Hakeem and Coonrod received the most and second-most votes, respectively, out of a field of four candidates in the March 7 election. Since neither achieved a majority of the district's votes, they have to battle it out one more time in the April 11 runoff election. Early voting ends Thursday.

On Sunday, things took a personal turn on a radio show when Hakeem labeled Coonrod as "unhinged, a pathological liar and crazy."

Coonrod, who addressed Hakeem's remarks during a candidate forum Sunday hosted by Citizens Concerned for Justice and the Unity Group of Chattanooga, released a follow-up statement Monday. Hakeem, who described the forum as a "setup," did not attend.

"Unfortunately, this is not the first time women in politics have come under attack by their male opponents who seem intimidated by strong and vocal women," she said, comparing Hakeem's behavior to that of President Donald Trump and Fox News host Bill O'Reilly. "Marginalizing women is not the norm and should never be tolerated in Chattanooga or anywhere."

Coonrod said Hakeem's actions were a "clear indication" he is desperately clinging to a seat he barely won in 2013, when he edged out incumbent Peter Murphy by six votes.

She urged voters to focus on community issues such as building infrastructure, keeping youth out of gangs and creating a fairer economy instead of "petty name-calling."

Hakeem countered that he based his accusations on facts and her past behavior in a phone interview.

"I feel that is unfortunate for her to try to use the plight of women in a political setting," Hakeem said of Coonrod's statement. "I do not see her representing women in the manner in which she infers or implies. In my opinion, she has not gone beyond her history and, as a result, is a neophyte politically."

"My record and my lifestyle has been an open book," Coonrod said during the forum. "I don't have any secrets or anything that I have to hide from anybody in my district."

When she asserted she was not crazy, unhinged or a pathological liar, she stood by her record of being up front with the community about her criminal history.

"I am a convicted felon - a restored convicted felon," Coonrod said.

Coonrod pleaded guilty to and was convicted of one count of conspiracy to commit robbery and two counts of armed robbery in 2003, according to court records. Records show she received an 84-month sentence, followed by three years of supervised release.

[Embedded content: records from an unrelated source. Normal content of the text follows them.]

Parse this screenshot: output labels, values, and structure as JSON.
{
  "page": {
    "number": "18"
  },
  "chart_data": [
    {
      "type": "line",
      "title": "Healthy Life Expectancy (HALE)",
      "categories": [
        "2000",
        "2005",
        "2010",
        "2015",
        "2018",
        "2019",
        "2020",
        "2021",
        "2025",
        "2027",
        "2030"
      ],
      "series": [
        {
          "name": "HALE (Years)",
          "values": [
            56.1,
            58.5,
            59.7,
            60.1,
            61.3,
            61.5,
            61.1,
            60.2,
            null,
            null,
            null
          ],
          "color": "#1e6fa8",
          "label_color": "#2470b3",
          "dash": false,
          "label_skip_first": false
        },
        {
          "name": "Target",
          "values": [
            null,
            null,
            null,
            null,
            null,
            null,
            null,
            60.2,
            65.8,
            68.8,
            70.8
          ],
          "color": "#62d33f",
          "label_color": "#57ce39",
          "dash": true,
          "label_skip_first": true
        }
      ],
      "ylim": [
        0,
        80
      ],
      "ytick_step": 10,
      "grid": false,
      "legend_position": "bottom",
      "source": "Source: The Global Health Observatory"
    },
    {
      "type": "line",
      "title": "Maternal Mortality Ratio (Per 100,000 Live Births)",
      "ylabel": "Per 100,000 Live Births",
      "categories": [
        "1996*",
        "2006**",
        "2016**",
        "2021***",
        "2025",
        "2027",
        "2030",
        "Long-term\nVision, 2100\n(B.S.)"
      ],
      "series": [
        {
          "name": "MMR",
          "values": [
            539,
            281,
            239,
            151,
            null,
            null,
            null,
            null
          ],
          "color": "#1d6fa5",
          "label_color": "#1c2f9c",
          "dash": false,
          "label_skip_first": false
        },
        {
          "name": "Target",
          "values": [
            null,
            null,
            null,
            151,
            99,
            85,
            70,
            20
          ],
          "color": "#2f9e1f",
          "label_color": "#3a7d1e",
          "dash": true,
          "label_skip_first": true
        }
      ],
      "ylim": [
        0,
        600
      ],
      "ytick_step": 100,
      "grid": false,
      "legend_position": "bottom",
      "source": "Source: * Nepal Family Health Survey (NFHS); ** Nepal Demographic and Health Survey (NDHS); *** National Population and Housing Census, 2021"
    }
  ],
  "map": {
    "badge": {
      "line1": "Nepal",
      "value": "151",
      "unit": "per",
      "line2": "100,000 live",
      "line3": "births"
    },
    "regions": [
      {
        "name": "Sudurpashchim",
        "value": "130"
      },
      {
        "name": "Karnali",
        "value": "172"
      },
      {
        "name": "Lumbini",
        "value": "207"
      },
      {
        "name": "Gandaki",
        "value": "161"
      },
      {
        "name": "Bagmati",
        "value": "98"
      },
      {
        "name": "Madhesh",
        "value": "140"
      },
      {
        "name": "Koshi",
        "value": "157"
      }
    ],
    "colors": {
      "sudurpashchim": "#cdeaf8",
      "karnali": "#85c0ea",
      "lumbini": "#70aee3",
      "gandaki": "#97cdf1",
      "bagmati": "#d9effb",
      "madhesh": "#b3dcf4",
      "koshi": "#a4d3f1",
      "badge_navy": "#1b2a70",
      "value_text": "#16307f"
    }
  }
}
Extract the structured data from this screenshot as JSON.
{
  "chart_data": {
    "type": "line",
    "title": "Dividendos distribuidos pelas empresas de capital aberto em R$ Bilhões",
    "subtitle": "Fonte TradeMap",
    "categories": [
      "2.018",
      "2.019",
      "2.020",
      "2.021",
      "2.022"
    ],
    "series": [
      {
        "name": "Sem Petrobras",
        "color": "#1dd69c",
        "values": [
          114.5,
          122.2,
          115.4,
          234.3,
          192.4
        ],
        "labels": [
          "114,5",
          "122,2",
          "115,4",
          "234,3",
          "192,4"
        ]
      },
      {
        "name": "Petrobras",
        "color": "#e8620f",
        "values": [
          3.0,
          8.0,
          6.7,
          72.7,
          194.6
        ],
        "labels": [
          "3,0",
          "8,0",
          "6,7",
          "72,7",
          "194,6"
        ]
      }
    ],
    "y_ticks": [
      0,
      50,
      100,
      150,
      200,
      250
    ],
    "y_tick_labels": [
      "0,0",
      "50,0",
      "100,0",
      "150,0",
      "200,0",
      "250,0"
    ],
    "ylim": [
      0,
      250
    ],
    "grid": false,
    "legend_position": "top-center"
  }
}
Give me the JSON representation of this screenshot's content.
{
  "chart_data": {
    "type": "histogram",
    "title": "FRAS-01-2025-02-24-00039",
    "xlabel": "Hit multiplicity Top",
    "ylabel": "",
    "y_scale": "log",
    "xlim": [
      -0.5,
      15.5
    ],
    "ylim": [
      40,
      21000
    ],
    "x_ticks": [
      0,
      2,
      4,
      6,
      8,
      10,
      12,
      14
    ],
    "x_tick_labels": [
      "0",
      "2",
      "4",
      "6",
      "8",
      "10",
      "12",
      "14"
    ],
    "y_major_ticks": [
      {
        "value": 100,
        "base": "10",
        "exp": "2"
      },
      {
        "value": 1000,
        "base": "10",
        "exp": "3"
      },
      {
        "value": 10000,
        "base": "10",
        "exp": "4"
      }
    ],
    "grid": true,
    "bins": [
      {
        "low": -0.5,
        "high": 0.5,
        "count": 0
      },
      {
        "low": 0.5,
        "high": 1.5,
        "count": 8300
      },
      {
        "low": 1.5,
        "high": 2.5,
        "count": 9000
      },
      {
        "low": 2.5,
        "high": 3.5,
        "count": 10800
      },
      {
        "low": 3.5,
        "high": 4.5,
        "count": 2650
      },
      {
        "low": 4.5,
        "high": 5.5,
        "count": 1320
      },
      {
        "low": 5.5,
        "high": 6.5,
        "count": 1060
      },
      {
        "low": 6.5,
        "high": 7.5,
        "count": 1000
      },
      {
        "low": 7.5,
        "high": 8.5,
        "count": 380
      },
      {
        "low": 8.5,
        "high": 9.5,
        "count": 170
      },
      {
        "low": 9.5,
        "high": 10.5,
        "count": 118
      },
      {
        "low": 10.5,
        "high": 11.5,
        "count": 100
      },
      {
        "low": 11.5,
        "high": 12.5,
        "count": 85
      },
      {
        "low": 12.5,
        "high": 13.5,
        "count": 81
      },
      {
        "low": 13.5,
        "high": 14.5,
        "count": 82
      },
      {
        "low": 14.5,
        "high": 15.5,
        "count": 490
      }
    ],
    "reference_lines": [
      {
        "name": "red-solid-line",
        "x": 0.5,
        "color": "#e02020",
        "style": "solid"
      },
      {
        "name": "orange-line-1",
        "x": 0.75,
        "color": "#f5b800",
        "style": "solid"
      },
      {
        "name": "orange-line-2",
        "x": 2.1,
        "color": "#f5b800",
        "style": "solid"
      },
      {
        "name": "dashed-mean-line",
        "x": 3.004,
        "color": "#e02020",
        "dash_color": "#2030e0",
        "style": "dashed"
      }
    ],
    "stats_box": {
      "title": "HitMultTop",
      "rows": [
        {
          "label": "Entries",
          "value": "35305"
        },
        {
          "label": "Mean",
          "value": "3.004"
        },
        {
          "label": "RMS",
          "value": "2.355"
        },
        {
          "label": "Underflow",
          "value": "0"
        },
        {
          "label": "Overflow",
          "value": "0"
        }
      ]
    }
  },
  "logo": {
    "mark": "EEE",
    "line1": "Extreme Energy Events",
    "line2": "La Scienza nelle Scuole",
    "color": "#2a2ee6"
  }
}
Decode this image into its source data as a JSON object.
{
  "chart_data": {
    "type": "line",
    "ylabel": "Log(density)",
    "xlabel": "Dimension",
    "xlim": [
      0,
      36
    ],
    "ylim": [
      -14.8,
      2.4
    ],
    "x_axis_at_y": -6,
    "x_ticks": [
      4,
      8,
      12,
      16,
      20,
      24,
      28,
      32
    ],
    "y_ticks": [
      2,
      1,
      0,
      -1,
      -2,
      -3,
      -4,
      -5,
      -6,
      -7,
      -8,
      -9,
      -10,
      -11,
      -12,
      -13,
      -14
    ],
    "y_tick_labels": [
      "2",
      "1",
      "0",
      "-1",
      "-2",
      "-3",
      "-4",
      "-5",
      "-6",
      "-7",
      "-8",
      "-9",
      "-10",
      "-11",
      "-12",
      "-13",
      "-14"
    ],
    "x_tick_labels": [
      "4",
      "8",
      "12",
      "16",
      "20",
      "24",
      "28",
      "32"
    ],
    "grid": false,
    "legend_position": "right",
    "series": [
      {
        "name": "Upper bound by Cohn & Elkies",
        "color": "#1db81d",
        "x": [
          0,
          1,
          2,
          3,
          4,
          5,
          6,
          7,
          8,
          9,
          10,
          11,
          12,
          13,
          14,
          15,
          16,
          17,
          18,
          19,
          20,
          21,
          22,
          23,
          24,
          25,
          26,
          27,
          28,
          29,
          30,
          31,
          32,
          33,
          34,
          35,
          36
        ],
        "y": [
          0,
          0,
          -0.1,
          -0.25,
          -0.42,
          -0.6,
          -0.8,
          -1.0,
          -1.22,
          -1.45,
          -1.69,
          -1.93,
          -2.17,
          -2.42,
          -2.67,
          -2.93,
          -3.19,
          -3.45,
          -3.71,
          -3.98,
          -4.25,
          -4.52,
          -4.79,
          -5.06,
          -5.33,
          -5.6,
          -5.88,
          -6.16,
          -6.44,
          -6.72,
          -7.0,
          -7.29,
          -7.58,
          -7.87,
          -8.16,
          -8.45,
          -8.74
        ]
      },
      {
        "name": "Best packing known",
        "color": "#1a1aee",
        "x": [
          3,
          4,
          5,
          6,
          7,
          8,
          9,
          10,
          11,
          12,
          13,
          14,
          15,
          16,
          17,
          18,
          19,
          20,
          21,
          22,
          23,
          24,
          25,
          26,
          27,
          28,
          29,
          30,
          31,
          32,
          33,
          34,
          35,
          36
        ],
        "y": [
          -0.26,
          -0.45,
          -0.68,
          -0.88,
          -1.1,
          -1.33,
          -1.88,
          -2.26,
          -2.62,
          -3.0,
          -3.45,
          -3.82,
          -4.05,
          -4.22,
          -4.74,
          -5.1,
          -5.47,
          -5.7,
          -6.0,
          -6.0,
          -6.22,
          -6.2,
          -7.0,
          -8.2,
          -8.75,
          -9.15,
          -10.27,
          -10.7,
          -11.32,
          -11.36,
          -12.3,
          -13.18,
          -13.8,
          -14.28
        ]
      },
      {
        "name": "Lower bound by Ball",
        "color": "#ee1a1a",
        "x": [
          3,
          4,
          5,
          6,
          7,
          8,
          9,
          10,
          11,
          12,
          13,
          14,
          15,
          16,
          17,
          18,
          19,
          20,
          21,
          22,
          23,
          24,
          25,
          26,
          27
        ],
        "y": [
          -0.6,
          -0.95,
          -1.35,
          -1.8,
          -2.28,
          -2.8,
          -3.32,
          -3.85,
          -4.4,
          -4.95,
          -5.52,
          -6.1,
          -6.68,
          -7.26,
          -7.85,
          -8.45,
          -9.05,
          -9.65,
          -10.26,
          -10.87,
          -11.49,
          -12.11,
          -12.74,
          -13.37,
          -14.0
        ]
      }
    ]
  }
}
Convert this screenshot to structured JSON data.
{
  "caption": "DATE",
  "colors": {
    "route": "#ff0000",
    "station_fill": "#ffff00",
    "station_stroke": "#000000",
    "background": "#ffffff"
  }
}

Coonrod's statement Monday came a few hours after local Nation of Islam leader Kevin Muhammad issued an open letter calling on Hakeem to "atone and both publicly and personally apologize to our Sister, Demetrus Coonrod."

Muhammad said the matter was "about family, our Black Family," and transcended politics and winning a city council seat.

"As a man, husband, father, uncle, brother and mentor like yourself, I am deeply troubled, disappointed, disturbed, saddened and hurt that you would openly disrespect our young Black Sister in such a mean-spirited, defaming, reckless and arrogant manner," he wrote.

Hakeem said he questioned whether Muhammad had he community's best interest at heart and rebuffed claims he did not respect women, citing his relationships with the women in his family and his campaign. He said he didn't think Muhammad's comments truly merited a response.

"I have been in political office or appointed office for the last 40 years," Hakeem said. "During that time, Mr. Muhammad has never been a supporter of mine."

On Sunday evening, Hakeem said he made his remarks in response to Coonrod flip-flopping on statements she has made about him, describing him as a friend and mentor, but later denying it. She also has called him a "sellout" without explaining what she means, he said.

If he had been given more time to respond during the radio show, he would chosen other words to describe Coonrod's behavior, Hakeem said. However, those different words would have had the same meaning, he said.

Hakeem also claimed a Coonrod acquaintance has falsely attacked him on Facebook, claiming he has removed his opponent's campaign signs.

"Nothing he says is true," Coonrod said Monday.

In an email separate from her released statement, Coonrod said she does not have any ill feelings toward Hakeem and will always respect him.